Unless I am inspired to tell the webmaster that his javascript doesn't work in my browser, he is clueless that anything went wrong when I tried to visit his site. If I do tell him, he might say "You should upgrade your browser." Wrong answer!

An even worse answer when a site is designed to work only with one browser: "You should use (the latest version of) my browser."

I usually just go away and find someone who will talk to me in a way that my browser understands -- preferably without javascript or rafts of images. I still make frequent use of a dial-up connection.

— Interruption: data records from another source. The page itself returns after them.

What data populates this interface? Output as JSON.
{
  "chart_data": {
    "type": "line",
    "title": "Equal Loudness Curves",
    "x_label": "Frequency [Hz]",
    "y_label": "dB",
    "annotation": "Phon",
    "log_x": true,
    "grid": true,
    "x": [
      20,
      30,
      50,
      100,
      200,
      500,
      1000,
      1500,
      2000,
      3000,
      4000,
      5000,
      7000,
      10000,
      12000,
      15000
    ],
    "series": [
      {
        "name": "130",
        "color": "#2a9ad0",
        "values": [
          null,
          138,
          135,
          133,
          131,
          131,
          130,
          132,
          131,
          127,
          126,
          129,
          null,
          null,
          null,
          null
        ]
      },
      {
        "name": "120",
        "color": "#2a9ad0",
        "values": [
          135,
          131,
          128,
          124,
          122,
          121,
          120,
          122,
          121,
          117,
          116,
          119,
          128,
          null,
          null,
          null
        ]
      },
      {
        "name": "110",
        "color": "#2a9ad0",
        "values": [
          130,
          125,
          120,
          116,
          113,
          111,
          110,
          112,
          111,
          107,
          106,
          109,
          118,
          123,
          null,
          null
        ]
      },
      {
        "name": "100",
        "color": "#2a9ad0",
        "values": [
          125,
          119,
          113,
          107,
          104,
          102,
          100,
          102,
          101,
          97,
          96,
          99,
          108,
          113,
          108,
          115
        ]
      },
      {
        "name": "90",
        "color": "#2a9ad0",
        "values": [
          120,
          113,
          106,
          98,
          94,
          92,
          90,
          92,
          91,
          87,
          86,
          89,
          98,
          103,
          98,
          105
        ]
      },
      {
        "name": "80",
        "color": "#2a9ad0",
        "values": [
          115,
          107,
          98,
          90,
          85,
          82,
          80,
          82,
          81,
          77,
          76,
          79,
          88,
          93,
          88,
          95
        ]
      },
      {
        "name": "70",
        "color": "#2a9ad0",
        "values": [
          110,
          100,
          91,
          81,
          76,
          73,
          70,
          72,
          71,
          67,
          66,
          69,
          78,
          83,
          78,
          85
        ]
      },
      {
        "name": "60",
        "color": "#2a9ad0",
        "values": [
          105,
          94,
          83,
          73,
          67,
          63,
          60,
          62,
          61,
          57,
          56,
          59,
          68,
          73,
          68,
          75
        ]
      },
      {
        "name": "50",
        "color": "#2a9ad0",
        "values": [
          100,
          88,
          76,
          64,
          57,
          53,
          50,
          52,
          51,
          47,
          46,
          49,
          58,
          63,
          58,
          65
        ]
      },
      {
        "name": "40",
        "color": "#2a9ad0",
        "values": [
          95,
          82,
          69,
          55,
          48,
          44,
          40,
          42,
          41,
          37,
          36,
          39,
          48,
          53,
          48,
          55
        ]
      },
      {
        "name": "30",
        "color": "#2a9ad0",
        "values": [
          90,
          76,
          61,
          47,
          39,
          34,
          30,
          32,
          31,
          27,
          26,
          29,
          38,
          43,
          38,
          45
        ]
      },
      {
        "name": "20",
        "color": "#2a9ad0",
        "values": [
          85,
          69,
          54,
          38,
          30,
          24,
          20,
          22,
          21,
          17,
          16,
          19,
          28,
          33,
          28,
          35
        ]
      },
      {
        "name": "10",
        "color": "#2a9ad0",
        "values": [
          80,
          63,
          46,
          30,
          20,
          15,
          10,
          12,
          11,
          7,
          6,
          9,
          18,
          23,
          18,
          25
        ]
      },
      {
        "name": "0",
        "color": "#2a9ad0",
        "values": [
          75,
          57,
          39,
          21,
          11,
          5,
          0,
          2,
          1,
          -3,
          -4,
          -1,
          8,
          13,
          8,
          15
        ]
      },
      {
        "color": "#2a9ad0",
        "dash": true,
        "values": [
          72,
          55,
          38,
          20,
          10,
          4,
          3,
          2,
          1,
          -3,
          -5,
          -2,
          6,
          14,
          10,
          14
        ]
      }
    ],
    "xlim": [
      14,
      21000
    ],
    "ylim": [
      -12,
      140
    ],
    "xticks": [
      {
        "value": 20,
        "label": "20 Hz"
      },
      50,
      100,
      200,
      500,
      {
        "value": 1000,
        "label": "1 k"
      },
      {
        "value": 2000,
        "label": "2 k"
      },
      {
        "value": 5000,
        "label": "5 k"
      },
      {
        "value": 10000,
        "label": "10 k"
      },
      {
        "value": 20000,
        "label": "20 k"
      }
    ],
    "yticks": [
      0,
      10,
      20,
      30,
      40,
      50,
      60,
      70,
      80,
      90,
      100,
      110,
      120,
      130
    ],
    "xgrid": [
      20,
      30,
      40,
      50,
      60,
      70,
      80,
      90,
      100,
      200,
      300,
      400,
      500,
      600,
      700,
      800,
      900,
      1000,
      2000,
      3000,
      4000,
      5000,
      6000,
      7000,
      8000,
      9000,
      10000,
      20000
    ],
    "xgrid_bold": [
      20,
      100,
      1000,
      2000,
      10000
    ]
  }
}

I have little patience for extraneous images -- or navigation menus which are useless without them.

That some sites require Flash for something as basic as navigation is incomprehensible to me: "We will talk to you only if you turn on your Flash player." Ditto ActiveX -- why would I want to let just anyone run ActiveX on my system?!

If my perl or PHP is so broken that it issues an "Internal Server Error" message, I can know about that without relying on the kindness of a visitor to tell me about it.

My opinion: If a designer thinks that scripting is necessary, then they can spend their own CPU cycles to make it happen -- and experience any broken coding first-hand.

Is the script doing something so fancy that the server's CPU wouldn't actually incur less load by running a tighter script locally instead of doing all the handshaking and bandwidth-consumption involved in spewing 100 kilobytes of supposedly-multi-browser-compatible javascript?

If the script isn't worth spending their own CPU cycles on, then why is it worth 1) my bandwidth to download the script, 2) any of my CPU cycles to run it [my machine might be doing other things besides talking to them], or 3) my frustration if it doesn't work?